The United States is currently on a path to spend $1 trillion over the next 30 years to maintain and modernize the nuclear arsenal. At its peak, this plan will cost taxpayers an amount comparable to the Reagan administration’s nuclear build-up during the Cold War. Nuclear modernization will include the purchase of new delivery systems like strategic submarines and bombers, life extension programs and enhancements for nuclear bombs and warheads, and the maintenance and upgrades for NNSA’s facilities.
Yet few public officials have spoken openly about how much this nuclear modernization effort will cost or exactly how much of it is necessary for national defense. Experts have studied the modernization plans in place and have estimated that it will cost $1 trillion but there has been no official estimate from the DOE, the Defense Department, or the Office of Management and Budget.
The $1 trillion estimate is likely too low: DOE is notorious for its cost overruns and delays, two problems that will greatly increase the final cost.
Consolidating the Nuclear Weapons Complex
Governor Perry has previously stated that he supports reducing excess government, even recommending doing away with DOE altogether. Does he think the nuclear weapons complex appropriately sized? What does he think about the numerous recommendations to consolidate the nuclear weapons complex, and what will he do about them?
The NNSA manages nine sites across the country, many of them storing or facilitating the handling of weapons grade nuclear material. And some of these sites have terrifying security vulnerabilities, as demonstrated when, in 2012, three nuclear protestors—including an 82-year-old nun—broke into the Y-12 complex where the nation’s stockpile of highly enriched uranium is stored.
Unfortunately, even these less-than-airtight facilities are not the constant homes of the nuclear weapons and material. For instance, when a nuclear weapon is dismantled at the Pantex Plant in Texas, the uranium portion of the bomb is then transported to Y-12 in Tennessee for further processing. That means these nuclear materials are transported over 1,000 miles on public highways.
The DOE Inspector General, as well as several independent reviews by DOE advisory boards dating back to 1995, have recommended consolidating the nuclear weapons complex. In 2011, a Defense Department memo harshly criticized DOE’s reluctance to downsize its nuclear complex by highlighting the fact that DOE labs are incredibly expensive, noting that DOE has maintained its oversized Cold War infrastructure while the Defense Department closed 21 laboratories between 1988 and 2005, and quoting former White House officials stating DOE’s complex is “bigger and more expensive than it should be.”

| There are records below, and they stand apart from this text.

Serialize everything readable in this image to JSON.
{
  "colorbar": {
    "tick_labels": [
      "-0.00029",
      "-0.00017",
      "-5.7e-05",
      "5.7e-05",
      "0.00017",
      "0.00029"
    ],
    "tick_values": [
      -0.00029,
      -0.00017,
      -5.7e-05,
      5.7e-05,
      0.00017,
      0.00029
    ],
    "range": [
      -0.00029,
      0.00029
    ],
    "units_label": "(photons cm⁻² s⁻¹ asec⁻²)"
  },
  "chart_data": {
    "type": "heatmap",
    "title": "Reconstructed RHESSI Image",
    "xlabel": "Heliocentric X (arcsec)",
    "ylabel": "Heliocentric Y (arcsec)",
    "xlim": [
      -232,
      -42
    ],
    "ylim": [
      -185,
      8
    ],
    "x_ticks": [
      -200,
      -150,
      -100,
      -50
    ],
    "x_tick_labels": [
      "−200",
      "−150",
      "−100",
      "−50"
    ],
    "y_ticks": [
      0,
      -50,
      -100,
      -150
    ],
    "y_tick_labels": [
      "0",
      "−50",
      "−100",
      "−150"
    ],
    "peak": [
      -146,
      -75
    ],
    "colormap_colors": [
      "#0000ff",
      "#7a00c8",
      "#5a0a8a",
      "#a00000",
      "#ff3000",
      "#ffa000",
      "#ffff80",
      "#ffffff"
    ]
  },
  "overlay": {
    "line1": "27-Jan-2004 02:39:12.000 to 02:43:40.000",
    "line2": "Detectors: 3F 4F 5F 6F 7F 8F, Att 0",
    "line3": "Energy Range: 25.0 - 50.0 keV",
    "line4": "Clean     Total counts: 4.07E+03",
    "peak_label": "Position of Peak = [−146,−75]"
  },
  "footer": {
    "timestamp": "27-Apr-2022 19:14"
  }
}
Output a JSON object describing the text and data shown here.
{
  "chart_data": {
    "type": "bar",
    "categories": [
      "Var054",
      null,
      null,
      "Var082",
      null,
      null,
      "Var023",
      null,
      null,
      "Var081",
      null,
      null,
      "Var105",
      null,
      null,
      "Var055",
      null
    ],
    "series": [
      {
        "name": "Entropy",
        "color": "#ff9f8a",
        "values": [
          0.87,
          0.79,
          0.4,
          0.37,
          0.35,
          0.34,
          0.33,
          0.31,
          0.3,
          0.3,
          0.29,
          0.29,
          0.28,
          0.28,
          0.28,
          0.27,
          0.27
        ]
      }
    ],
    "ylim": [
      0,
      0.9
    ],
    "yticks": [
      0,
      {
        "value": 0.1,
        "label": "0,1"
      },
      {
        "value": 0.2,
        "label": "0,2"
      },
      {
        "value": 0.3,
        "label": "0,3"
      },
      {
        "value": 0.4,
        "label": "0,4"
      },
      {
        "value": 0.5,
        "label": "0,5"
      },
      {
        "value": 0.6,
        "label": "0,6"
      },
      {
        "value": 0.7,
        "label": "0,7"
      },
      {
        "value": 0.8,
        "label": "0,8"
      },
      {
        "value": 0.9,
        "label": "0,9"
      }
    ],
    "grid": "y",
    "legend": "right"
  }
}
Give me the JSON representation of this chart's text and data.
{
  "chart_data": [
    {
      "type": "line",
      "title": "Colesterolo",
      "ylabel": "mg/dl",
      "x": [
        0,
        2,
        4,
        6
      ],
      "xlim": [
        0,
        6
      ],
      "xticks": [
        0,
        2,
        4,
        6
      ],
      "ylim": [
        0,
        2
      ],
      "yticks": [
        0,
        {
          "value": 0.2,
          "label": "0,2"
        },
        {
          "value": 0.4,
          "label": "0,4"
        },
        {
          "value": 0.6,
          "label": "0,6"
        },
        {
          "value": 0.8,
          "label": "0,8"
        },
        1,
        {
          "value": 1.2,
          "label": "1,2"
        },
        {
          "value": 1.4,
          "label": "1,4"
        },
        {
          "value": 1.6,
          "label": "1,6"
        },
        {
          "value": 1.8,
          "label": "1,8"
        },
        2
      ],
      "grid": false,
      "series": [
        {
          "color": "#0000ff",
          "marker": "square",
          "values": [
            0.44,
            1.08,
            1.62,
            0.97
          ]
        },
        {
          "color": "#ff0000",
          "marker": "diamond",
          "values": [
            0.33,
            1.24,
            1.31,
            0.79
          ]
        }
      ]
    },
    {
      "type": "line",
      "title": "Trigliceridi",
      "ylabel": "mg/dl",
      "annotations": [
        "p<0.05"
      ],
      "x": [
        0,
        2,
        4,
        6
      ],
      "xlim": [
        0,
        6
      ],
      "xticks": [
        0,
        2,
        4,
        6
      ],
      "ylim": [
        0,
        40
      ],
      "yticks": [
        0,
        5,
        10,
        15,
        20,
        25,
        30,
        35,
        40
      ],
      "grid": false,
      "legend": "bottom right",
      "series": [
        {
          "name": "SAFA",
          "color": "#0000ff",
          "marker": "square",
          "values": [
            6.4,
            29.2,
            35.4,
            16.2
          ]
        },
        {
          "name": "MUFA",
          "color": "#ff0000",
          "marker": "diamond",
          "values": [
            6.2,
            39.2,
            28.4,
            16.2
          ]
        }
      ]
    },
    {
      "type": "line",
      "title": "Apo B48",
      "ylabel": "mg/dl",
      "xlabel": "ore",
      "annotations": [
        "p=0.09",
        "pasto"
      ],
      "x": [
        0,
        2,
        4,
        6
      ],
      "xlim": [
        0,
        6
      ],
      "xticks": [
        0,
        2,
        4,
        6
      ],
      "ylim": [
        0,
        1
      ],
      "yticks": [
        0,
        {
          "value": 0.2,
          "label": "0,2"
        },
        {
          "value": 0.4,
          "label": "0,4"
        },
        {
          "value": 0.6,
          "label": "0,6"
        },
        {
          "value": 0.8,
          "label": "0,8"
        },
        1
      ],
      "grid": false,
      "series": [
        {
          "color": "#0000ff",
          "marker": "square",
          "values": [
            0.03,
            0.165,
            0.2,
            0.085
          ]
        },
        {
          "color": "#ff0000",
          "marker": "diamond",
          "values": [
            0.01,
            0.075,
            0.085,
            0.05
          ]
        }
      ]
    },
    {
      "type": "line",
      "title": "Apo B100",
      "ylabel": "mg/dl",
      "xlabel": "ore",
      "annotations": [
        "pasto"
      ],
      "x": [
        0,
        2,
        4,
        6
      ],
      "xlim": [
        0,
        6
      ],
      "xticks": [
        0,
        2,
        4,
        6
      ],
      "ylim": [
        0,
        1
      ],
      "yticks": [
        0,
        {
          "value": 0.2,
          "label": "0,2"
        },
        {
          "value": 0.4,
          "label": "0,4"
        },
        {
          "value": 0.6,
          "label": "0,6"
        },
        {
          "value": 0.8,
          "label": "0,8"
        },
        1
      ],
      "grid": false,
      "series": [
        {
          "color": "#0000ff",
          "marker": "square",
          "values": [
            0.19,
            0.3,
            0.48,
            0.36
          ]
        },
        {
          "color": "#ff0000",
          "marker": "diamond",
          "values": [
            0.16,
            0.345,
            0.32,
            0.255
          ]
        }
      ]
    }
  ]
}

When bomb-grade nuclear material was removed from the Lawrence Livermore Laboratory in 2012, NNSA estimated that doing so saved taxpayers approximately $40 million per year.
As we prepare to hand the reins of the Energy Department to Governor Perry, it is absolutely vital that we remember this includes the entire nuclear weapons complex. With the safety of our nuclear weapons stockpile and billions of taxpayer dollars a year at stake, the public deserves to know how he will handle nuclear weapons.